Your integral can be written as $\dfrac{x}{a} \Phi\left(x,1,1 - 1/a\right)$ where $\Phi$ is the Lerch Phi function. I doubt that there's a closed-form solution for $x$ in general, or a scaling relation.
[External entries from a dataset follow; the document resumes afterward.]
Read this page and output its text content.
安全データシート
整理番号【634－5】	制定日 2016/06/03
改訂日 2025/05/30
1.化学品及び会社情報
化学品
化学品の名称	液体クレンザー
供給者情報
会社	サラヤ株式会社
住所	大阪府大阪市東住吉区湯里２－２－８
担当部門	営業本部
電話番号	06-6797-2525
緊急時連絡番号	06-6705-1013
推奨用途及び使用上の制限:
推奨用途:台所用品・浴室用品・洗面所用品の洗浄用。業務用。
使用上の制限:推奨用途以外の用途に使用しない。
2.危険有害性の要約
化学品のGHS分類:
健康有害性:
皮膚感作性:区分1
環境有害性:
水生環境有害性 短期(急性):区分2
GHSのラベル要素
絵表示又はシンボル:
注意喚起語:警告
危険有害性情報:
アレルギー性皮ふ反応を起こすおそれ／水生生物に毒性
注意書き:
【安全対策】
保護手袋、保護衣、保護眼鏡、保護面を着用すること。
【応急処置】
You could get a series expansion:

$$ \eqalign{x &= \left( a-1 \right) c-{\frac { \left( a-1 \right) ^{3}}{2\,a-1}}{c} ^{2}+{\frac { \left( 2\,{a}^{2}-4\,a+1 \right) \left( a-1 \right) ^{ 4}}{ \left( 2\,a-1 \right) ^{2} \left( 3\,a-1 \right) }}{c}^{3}\cr &-{ \frac { \left( 4\,{a}^{4}-19\,{a}^{3}+25\,{a}^{2}-9\,a+1 \right) \left( a-1 \right) ^{5}}{ \left( 2\,a-1 \right) ^{3} \left( 3\,a-1 \right) \left( 4\,a-1 \right) }}{c}^{4}\cr &+{\frac { \left( 24\,{a}^{7}- 210\,{a}^{6}+624\,{a}^{5}-789\,{a}^{4}+450\,{a}^{3}-128\,{a}^{2}+18\,a -1 \right) \left( a-1 \right) ^{6}}{ \left( 3\,a-1 \right) ^{2} \left( 4\,a-1 \right) \left( 5\,a-1 \right) \left( 2\,a-1 \right) ^ {4}}}{c}^{5}+\ldots} $$